En el texto se narra la concepción del Magno por una serpiente que visita a Olimpia una noche, las palabras de Zeus-Amón en el oasis de Siwa, la penosa marcha de los macedonios por el desierto de Gedrosia, y la controversial carta a los romanos, recopilados en una aclamada novela actual.
Alejandro Magno dedicó los primeros años de su reinado a imponer su autoridad sobre los pueblos sometidos a Macedonia, que habían aprovechado la muerte de su padre Filipo para rebelarse.
Lanzó su ejército contra el poderoso y extenso Imperio Persa o Aqueménida, fundado dos siglos antes por Ciro El Grande, continuando así la empresa que su padre había iniciado poco antes de morir: una guerra de venganza de los griegos contra los persas.
Perteneció a la dinastía Argéada, que reinaría hasta su hijo, presumía de tener un origen tebano, además de que varios reyes macedonios abrieron su corte a la llegada de intelectuales de polis griegas, como ocurrió con el rey Arquelao allá por el siglo IV a.C. con la llegada del escultor Calímaco o el gran Eurípides.
De sus recorridos, en un momento estaba en la India, marca hacia el este y aparece en Etiopía, avanzaba unos cuantos kilómetros y ya estaba en la tierra de las amazonas en el Cáucaso.
Para forjar su imperio, Alejandro recorrió victorioso el Asia Menor, Siria, Fenicia, Egipto y Mesopotamia, hasta tomar las capitales persas de Susa y Persépolis, y con la conquista del Imperio Persa, Alejandro descubrió el grado de civilización de los orientales, a los que antes había tenido por bárbaros.

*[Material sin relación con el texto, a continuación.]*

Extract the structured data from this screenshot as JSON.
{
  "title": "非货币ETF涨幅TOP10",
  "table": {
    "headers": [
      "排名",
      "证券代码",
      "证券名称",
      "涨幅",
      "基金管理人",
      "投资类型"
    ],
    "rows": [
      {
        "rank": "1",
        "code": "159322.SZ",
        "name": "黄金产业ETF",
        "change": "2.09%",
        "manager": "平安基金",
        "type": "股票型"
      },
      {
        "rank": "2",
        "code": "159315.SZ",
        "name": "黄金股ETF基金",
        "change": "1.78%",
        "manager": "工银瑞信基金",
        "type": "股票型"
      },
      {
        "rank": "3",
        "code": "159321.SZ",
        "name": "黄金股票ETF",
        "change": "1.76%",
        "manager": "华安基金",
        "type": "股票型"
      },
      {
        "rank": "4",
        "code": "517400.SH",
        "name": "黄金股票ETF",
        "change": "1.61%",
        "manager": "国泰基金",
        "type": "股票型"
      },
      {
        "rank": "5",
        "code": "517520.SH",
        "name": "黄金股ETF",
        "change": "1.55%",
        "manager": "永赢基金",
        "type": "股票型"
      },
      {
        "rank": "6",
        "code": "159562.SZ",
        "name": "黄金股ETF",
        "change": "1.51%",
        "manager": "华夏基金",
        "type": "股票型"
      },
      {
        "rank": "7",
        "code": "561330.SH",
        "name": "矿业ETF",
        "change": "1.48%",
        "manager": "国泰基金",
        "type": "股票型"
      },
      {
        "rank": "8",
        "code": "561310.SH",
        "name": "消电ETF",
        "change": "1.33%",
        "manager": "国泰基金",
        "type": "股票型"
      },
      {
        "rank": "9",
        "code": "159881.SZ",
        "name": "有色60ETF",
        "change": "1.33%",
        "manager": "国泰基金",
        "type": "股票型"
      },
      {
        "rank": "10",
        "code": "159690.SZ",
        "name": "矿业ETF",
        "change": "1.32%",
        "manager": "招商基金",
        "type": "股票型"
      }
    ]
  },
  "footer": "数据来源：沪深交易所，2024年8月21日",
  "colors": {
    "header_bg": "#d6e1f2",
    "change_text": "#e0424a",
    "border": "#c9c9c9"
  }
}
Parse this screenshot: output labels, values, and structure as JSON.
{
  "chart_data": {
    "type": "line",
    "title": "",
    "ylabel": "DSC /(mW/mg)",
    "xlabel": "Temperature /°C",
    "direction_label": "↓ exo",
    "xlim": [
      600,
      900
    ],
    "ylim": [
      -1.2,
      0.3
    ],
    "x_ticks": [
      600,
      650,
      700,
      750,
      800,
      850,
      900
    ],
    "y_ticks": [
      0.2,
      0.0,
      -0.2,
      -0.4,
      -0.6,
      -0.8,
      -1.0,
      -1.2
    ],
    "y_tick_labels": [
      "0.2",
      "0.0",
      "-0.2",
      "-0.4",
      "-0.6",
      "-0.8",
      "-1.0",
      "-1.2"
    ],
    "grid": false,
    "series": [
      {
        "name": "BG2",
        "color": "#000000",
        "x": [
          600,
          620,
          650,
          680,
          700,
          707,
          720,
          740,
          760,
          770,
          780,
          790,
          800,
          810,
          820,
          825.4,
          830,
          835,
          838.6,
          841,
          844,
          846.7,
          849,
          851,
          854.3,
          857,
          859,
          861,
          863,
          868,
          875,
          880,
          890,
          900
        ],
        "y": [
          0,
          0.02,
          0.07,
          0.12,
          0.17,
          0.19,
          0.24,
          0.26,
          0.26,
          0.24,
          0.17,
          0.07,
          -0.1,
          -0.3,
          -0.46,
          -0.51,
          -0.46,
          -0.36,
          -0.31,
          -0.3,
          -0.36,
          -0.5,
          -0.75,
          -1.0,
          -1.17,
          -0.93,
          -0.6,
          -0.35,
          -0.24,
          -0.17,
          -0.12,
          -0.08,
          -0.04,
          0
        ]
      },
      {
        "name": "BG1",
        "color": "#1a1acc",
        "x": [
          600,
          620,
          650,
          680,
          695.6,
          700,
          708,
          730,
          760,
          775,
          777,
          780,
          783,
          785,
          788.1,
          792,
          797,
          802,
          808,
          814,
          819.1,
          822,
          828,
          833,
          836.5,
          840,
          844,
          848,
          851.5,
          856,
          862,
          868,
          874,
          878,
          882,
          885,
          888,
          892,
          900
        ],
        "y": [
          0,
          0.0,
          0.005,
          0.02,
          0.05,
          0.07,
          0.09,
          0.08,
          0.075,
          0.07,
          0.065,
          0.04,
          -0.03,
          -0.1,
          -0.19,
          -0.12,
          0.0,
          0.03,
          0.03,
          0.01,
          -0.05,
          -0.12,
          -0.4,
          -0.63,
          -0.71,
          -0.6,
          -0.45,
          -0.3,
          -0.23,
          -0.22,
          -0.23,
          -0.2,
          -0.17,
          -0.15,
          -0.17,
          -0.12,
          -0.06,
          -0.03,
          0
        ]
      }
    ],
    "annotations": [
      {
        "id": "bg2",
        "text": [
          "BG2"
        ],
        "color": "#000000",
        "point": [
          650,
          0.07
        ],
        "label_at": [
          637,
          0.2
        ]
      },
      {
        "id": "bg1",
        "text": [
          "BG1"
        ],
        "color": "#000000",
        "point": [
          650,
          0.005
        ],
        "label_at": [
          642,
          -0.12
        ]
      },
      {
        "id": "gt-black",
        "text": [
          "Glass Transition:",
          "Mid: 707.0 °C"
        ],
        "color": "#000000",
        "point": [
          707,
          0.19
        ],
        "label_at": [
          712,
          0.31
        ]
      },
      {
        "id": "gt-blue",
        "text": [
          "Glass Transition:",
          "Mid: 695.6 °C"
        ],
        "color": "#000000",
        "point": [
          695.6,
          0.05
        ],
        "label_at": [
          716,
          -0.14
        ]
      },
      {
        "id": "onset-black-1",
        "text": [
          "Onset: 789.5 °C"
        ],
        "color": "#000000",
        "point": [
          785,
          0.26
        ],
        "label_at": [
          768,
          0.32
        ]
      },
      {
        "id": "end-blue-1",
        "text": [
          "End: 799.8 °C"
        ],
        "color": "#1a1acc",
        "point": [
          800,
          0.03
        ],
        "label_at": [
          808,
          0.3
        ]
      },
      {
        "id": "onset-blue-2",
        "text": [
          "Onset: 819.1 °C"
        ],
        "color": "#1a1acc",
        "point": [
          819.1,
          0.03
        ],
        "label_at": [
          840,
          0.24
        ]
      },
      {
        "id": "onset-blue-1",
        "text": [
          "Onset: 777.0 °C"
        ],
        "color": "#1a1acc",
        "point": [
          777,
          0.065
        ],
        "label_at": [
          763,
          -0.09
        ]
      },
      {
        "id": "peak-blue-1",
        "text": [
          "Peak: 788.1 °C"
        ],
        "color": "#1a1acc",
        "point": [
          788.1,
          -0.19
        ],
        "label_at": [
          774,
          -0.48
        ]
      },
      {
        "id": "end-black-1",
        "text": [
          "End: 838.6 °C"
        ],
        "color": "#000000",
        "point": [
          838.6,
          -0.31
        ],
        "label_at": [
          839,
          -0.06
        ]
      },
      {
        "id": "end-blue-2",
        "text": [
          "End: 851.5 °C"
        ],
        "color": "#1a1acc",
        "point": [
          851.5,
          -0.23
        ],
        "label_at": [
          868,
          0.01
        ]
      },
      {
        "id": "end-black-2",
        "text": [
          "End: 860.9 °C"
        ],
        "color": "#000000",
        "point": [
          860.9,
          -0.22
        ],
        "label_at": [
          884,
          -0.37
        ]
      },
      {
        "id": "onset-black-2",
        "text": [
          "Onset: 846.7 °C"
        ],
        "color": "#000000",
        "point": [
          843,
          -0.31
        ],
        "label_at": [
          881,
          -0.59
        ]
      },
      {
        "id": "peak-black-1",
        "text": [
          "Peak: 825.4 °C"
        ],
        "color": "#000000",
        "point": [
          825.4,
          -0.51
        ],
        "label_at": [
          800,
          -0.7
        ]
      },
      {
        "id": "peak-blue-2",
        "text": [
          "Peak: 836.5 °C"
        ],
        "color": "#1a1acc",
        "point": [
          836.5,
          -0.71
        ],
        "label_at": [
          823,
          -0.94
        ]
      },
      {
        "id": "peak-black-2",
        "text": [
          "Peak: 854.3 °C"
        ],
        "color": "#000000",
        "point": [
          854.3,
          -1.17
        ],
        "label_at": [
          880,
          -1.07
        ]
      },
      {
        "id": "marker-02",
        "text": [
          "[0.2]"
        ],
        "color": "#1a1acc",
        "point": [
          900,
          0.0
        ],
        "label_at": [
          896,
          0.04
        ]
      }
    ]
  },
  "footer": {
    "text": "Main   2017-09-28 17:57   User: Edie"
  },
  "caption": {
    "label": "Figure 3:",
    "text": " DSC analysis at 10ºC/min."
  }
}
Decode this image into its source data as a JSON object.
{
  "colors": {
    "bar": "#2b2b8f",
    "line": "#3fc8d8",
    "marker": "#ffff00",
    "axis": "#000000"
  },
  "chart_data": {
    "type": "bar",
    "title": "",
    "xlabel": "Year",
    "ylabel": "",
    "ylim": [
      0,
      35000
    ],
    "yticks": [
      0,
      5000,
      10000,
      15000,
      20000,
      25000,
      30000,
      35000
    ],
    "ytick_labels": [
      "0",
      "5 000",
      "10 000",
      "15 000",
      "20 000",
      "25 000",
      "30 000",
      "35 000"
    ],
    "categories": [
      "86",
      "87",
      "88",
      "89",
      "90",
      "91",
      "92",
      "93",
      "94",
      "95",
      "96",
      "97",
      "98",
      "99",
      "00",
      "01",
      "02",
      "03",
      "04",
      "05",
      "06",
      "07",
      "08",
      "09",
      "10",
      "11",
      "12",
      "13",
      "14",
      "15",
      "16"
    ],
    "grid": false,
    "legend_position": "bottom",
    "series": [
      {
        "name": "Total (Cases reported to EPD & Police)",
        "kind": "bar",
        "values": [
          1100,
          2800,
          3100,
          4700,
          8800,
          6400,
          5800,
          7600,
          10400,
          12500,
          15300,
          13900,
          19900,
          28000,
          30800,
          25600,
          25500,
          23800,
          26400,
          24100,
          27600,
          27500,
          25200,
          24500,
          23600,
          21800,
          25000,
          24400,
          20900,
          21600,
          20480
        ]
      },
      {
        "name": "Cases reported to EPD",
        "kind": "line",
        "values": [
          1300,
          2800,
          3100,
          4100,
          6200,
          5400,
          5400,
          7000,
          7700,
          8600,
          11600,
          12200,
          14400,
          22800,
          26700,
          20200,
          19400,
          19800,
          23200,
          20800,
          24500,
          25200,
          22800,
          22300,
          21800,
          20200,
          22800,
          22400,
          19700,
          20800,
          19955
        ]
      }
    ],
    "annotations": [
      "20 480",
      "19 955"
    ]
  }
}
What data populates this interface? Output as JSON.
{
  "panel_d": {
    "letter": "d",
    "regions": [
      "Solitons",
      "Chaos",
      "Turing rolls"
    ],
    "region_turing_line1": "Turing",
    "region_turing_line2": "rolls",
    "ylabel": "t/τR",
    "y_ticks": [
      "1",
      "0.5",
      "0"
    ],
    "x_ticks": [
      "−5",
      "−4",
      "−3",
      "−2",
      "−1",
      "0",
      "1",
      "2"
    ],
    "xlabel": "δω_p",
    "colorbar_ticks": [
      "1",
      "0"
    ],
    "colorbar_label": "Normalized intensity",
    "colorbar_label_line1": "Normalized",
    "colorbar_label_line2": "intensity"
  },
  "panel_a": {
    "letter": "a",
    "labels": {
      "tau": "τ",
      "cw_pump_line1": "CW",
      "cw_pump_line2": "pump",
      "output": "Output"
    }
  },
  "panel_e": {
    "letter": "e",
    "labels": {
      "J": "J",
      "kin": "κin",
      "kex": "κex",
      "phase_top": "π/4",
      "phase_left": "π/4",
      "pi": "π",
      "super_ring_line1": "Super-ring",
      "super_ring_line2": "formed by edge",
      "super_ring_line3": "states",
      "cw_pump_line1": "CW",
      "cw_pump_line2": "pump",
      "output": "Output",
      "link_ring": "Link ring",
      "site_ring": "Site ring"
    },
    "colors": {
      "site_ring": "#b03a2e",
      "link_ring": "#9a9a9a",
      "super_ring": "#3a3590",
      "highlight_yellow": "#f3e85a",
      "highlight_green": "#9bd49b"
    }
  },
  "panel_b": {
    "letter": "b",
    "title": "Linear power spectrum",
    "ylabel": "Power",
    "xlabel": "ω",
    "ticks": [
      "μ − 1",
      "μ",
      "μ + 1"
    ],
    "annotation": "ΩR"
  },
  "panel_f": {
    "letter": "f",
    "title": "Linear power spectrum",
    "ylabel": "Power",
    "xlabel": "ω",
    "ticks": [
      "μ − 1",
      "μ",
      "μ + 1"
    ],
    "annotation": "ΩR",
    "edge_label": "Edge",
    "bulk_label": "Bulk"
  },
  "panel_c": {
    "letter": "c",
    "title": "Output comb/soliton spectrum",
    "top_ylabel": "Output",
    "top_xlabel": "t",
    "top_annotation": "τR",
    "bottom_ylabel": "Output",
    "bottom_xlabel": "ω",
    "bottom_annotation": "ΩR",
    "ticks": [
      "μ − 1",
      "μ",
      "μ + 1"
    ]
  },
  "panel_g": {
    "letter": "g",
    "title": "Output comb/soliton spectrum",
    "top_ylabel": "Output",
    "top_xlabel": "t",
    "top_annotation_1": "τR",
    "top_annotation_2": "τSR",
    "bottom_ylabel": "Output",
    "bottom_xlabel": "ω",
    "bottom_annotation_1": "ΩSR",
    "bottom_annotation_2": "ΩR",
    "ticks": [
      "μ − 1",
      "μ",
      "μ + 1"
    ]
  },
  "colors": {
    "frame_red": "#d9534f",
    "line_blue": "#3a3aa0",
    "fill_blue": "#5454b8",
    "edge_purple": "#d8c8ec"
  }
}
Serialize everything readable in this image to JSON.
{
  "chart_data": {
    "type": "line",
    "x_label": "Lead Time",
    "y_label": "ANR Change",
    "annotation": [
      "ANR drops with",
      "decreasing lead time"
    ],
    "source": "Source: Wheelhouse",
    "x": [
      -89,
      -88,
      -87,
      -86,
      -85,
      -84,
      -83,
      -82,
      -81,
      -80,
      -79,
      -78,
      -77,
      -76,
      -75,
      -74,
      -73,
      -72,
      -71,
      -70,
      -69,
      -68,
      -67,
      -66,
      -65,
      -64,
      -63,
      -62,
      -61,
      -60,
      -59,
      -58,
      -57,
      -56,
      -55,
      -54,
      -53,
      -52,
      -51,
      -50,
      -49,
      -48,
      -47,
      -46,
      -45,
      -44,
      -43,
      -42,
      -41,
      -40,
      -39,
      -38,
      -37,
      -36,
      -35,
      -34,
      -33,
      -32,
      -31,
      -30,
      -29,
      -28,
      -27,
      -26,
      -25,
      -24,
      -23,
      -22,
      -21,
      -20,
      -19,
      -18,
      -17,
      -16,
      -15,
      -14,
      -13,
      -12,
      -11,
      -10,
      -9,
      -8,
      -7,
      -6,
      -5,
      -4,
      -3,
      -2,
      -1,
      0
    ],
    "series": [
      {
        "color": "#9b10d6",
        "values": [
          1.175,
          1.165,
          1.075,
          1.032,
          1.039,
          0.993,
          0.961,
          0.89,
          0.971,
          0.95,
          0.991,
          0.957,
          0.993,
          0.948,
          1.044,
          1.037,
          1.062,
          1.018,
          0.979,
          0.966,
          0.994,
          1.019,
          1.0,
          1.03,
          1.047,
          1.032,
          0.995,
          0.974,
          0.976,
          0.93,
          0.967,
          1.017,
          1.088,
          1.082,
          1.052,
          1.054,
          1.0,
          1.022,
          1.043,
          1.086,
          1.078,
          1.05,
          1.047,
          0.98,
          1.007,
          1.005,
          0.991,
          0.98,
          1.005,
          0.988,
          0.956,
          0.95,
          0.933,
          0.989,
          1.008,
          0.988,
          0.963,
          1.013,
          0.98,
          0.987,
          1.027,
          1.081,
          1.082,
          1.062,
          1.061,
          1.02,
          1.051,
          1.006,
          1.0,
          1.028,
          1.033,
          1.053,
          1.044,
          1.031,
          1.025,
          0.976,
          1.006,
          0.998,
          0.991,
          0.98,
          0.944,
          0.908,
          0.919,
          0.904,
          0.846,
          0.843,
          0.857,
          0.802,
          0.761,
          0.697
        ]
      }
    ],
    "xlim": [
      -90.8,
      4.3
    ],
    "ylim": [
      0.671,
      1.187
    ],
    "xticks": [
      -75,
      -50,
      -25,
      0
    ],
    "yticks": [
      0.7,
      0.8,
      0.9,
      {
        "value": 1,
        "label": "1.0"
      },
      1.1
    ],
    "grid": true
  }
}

Concibió entonces la idea de unificar a los griegos con los persas en un único imperio en el que convivieran bajo una cultura de síntesis.
Falleció a los 33 años, víctima del paludismo, y a su muerte se desencadenaron luchas sucesorias en las que el imperio quedó repartido entre sus generales Seleuco, Ptolomeo, Antígono, Lisímaco y Casandro.